Reconstruction of the United States

Reconstruction of the United States

The reconstruction was not an experiment rather it was a call for change. Reconstruction happened just after the end of the civil war. Though reconstruction started before the end of the civil war, it was more significant after the end of the war. It was a period of rebuilding the United States. It was a period when the confederacy was allowed back in to the Union. The biggest problem in this period was that even with the end of the civil war, the southerners still wanted to continue with their way of life mainly slavery. However, the northerners wanted the black people to be free.
To some point, the reconstruction was a harsh union punishment of the south. Most of the policies and laws passed at this period affected the southerners. The northerners wanted to punish the southerners for their refusal to change.
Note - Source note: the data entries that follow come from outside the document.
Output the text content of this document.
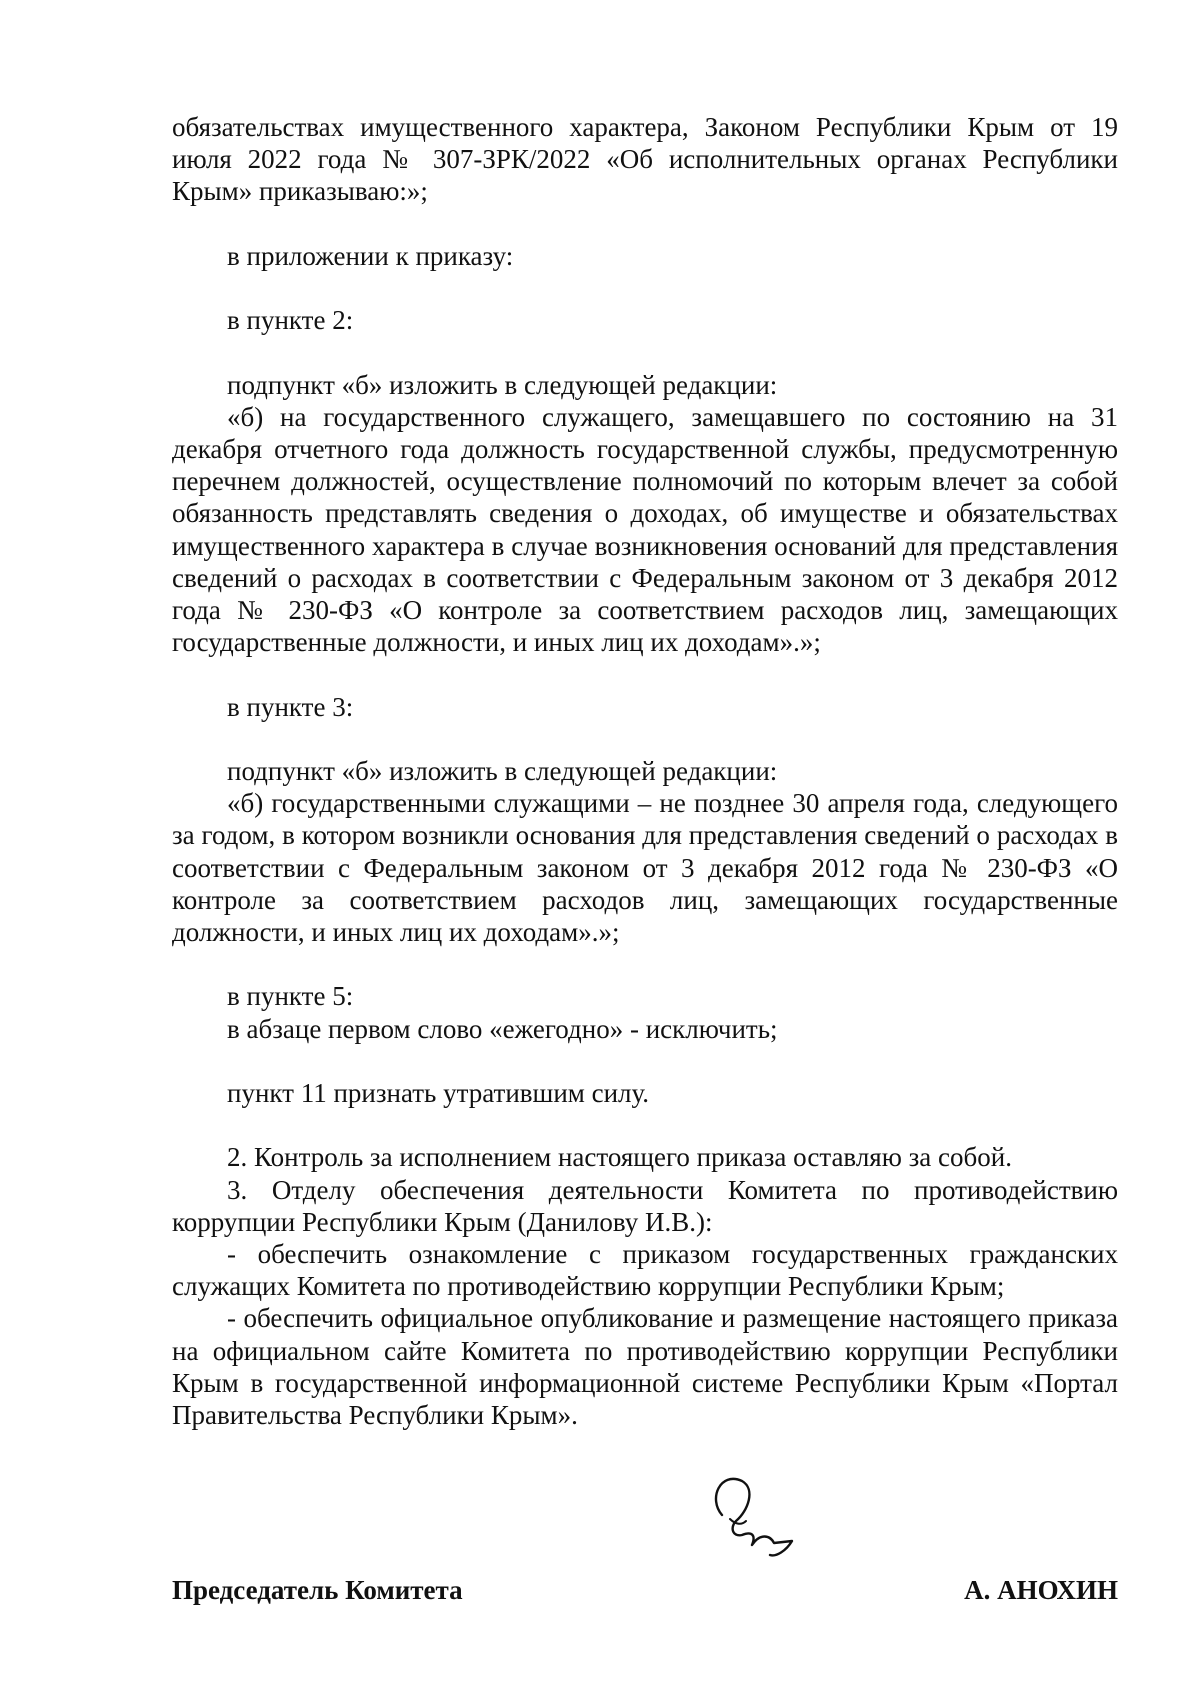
обязательствах имущественного характера, Законом Республики Крым от 19 июля 2022 года № 307-ЗРК/2022 «Об исполнительных органах Республики Крым» приказываю:»;

в приложении к приказу:

в пункте 2:

подпункт «б» изложить в следующей редакции:

«б) на государственного служащего, замещавшего по состоянию на 31 декабря отчетного года должность государственной службы, предусмотренную перечнем должностей, осуществление полномочий по которым влечет за собой обязанность представлять сведения о доходах, об имуществе и обязательствах имущественного характера в случае возникновения оснований для представления сведений о расходах в соответствии с Федеральным законом от 3 декабря 2012 года № 230-ФЗ «О контроле за соответствием расходов лиц, замещающих государственные должности, и иных лиц их доходам».»;

в пункте 3:

подпункт «б» изложить в следующей редакции:

«б) государственными служащими – не позднее 30 апреля года, следующего за годом, в котором возникли основания для представления сведений о расходах в соответствии с Федеральным законом от 3 декабря 2012 года № 230-ФЗ «О контроле за соответствием расходов лиц, замещающих государственные должности, и иных лиц их доходам».»;

в пункте 5:

в абзаце первом слово «ежегодно» - исключить;

пункт 11 признать утратившим силу.

2. Контроль за исполнением настоящего приказа оставляю за собой.

3. Отделу обеспечения деятельности Комитета по противодействию коррупции Республики Крым (Данилову И.В.):

- обеспечить ознакомление с приказом государственных гражданских служащих Комитета по противодействию коррупции Республики Крым;

- обеспечить официальное опубликование и размещение настоящего приказа на официальном сайте Комитета по противодействию коррупции Республики Крым в государственной информационной системе Республики Крым «Портал Правительства Республики Крым».

Председатель Комитета	А. АНОХИН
With the passage of the fourth and Fifth Amendment, the constitution abolished slavery but the southerners still wanted to keep the African Americans as slaves.
This period present an effort that was successful though not as fully expected. With the congressional elections of 1866, radical republicans took power and immediately went to work to punish the south and to remove the ruling class from power. However, though slavery was abolished, most of the southerners could not accept this idea. In return, the southerners started killing the elite African Americans who tried to inert their political rights. Lynchings, Beatings, and massacres were perpetrated by the clandestine Klan. The southerners never accepted that the black men were equal to them. When President Lincoln was assassinated and Johnson became the president, he did not support the idea of free black men. This was a major setback to the reconstruction.

Work cited
Kennedy, David M and Lizabeth Cohen. The American Pageant. Print.